| Far Away Home,
Harcourt Brace, 2000.


Kurtz, Jane
Jane Kurtz was born in Portland, Oregon, but when she was two years old, her parents moved to Ethiopia. Jane grew up in Maji, a small town in the southwest corner of the country. Since there were no televisions, radios, or movies, her memories are of climbing mountains, wading in rivers by the waterfalls, listening to stories, and making up her own stories, which she and her sisters acted out for days at a time.
When she was in fourth grade, she went to boarding school in Addis Ababa. Her family left Ethiopia in the late 1970s, but a decade later, first her brother and his family and then her older sister and her family went back to teach in a girls' school in Addis Ababa.
By the time Jane came back to the United States for college, she felt there was no way to talk about her childhood home to people here. It took nearly twenty years to finally find a way - through her children's books. Now she often speaks in schools and at conferences, sharing memories from her own childhood and bringing in things for the children to touch and taste and see and smell and hear from Ethiopia. "It's been a healing and inspiring experience," she says, "to re-connect with my childhood and also be able to help people know just a little of the beautiful country where I grew up."
E. B. Lewis illustrated her first Ethiopian story, Fire on the Mountain. He used photographs that Jane sent him and photographs which he took of Ethiopian families in his home city of Philadelphia to help him create the illustrations in the book.
When Jane's brother came back from teaching in Ethiopia and told her about the street boys who taught him to raise pigeons, she and her brother, Christopher, wrote Only a Pigeon, a book that was published in spring 1997. Earl Lewis and Chris Kurtz traveled to Ethiopia in 1995 so Earl could do the art research for the story.
Floyd Cooper illustrated the second story, Pulling the Lion's Tail, using photographs and his own imagination to make the story of Almaz come to life.
Since the publications of her first books Jane has published a book each year. She has written several more picture books, a novel, and resources for educators. Part of her time is spent visiting in schools. She worked in classrooms with elementary and high school students for over ten years and then for another ten years at the University of North Dakota where most of her students, especially the ones on the UND football team, were bigger than she was...so she is very comfortable working in classrooms.

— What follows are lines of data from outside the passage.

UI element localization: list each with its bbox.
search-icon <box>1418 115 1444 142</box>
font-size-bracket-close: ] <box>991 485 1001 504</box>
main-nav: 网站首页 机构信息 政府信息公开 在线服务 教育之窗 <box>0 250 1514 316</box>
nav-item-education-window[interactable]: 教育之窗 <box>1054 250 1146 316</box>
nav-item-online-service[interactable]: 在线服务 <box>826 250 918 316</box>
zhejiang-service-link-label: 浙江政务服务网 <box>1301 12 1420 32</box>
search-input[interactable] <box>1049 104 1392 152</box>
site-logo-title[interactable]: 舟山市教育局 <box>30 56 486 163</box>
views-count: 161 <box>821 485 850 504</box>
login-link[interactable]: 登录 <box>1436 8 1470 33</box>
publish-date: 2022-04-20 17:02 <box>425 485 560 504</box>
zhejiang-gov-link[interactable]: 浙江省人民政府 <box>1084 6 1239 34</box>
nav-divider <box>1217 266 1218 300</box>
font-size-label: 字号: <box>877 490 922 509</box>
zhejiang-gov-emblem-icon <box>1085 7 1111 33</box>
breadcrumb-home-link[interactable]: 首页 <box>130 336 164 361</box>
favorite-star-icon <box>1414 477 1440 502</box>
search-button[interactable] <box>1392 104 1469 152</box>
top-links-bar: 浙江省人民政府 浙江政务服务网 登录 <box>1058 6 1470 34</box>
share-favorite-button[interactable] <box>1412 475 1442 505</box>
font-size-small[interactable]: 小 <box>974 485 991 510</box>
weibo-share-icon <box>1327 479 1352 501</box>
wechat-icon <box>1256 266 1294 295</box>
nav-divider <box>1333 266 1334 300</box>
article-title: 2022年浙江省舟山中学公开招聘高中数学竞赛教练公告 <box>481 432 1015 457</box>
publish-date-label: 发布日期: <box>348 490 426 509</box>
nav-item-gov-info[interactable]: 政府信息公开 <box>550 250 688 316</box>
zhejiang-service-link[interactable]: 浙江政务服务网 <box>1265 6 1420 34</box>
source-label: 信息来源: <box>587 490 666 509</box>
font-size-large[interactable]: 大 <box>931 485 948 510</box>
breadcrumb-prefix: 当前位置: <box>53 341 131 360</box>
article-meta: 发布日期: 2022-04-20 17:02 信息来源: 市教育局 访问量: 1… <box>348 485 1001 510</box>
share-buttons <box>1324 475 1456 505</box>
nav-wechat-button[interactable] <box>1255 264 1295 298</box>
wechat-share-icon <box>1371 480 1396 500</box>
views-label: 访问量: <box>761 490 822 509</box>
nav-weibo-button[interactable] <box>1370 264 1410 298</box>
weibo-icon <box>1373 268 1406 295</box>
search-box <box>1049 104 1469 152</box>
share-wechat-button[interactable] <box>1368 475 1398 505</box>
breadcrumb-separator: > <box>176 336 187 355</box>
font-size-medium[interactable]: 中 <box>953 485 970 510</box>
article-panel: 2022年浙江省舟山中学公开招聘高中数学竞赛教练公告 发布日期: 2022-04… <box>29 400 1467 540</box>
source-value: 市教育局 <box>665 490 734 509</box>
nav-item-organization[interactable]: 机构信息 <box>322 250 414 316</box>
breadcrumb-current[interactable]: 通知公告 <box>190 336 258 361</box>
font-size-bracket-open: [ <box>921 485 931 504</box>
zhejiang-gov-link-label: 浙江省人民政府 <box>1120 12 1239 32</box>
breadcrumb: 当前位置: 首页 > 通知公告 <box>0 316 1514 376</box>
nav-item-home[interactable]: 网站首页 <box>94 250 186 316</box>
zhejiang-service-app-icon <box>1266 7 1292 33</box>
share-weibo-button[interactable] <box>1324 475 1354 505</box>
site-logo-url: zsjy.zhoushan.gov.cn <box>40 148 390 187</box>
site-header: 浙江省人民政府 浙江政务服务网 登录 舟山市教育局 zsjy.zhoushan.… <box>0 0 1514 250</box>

Jane currently lives in Kansas with her husband, Leonard Goering, and where both of them enjoy visits from their children. Together they have traveled to Ethiopia, the site of one of the literacy projects Jane supports.
Faraway Home Book Description
Desta's grandmother is ill in faraway Ethiopia, and her father must return to his native land to help out. As he cuddles his daughter on his lap, he describes the place of his birth. The child pairs his experiences with hers and wonders whether the cowbells he remembers sound like the wind chime on their front porch. The man's love and yearning for home is obvious, and the little girl worries that he may never return to her. Finally reassured that he will come back, she asks him so many questions about his childhood home that when he sings in his native tongue, she begins to see "-a pink cloud of flamingos rippling up from a dark blue lake-." Lewis captures the lyricism and rich imagery of the text with his evocative, realistic watercolors. Soft browns, blues, greens, and pinks predominate in paintings that flow to the edge of pages for scenes set here, and fade off into white for those set in the Ethiopia of memory and longing. Text and illustrations combine to immerse readers in the sights and sounds of the African homeland, and the beautifully crafted whole gives fresh meaning to the terms "family," "separation," and "home”.